Despite this understanding, various categories of teachers have been created over time—often due to political favoritism and donor-driven programs—leading to further complications. A lack of timely problem-solving by authorities has emboldened protestors, allowing them to dominate education discourse more than the official mechanisms.

Two major factors are seen as the primary reasons behind the delay in passing the Education Act. First, existing education policy mandates that institutional schools be converted into trusts after a certain period, a point of contention. Second, the government has yet to clearly decide whether to enforce the constitutional provision of free school education or to redefine the objective of school education altogether.

This delay is further complicated by a conflict of interest. Many political leaders own institutional schools and hold influential positions in the education sector. This dual role hinders the creation of unbiased legislation. Moreover, although the constitution and laws guarantee compulsory and free education up to grade eight, in practice, community schools continue to charge parents monthly fees under various pretexts, including for “support” and administrative costs. Even the Examination Board collects fees under the guise of registration and exam charges.

Given these realities, there is growing acknowledgment within the current leadership that making school education entirely free may not be feasible without compromising quality. As the debate continued following the submission of a parliamentary subcommittee’s report, attention remained fixed on teacher adjustments—such as increasing the number of positions and making temporary or contract-based teachers permanent—rather than addressing deeper issues within the education system.

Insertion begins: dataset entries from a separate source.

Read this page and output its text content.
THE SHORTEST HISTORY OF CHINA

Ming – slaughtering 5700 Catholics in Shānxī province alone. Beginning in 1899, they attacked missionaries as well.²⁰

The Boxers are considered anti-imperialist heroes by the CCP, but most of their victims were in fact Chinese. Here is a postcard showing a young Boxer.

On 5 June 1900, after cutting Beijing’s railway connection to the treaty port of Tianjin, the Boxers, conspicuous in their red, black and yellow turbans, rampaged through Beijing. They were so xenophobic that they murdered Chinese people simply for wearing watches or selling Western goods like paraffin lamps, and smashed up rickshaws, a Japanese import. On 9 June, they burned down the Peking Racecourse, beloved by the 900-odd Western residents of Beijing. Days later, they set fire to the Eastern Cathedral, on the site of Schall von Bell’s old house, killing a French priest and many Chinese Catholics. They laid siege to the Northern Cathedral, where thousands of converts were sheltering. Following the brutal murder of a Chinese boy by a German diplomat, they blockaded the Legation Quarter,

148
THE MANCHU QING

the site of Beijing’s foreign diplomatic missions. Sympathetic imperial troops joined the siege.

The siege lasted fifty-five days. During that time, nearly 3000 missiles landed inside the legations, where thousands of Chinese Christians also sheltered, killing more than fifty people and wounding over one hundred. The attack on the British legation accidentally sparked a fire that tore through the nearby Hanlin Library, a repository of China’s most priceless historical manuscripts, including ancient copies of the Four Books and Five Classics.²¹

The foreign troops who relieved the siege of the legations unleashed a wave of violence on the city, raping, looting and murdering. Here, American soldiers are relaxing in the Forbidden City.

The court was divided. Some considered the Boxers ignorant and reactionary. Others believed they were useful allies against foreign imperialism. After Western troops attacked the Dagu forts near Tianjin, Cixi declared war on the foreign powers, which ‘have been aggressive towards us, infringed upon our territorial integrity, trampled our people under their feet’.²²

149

Meanwhile, data from the Economic Survey sheds light on structural challenges within community schools. Of the 27,990 community schools operating nationwide, 15,965 have fewer than 100 students. Organizing proper teaching and staffing for such small student populations is highly complex. Another 9,704 schools have between 100 and 500 students, while only around 1,600 schools enroll more than 1,000 students—suggesting that only a small fraction meet the criteria for being considered standard schools.

This data indicates that the current focus of debate is detached from the pressing needs of the education sector. In light of this, restructuring and consolidating schools should be part of the broader reform agenda. While merging schools may be necessary, it alone cannot solve the problem. Instead, implementing multi-grade teaching systems with appropriate teacher training in sparsely populated areas could address the challenges more effectively.

As the government prepares to introduce the new School Education Act, it is crucial to base reforms on ground realities. A task force composed of independent experts should be formed to study the actual conditions of community schools. Without considering factors such as Nepal’s diverse geography, migration patterns, and shifting parental attitudes, any hastily prepared legislation risks exacerbating existing problems. While the government has proposed issuing the act by July 29, education stakeholders argue that taking four to six additional months to develop a more comprehensive and responsive law would be more beneficial in the long run.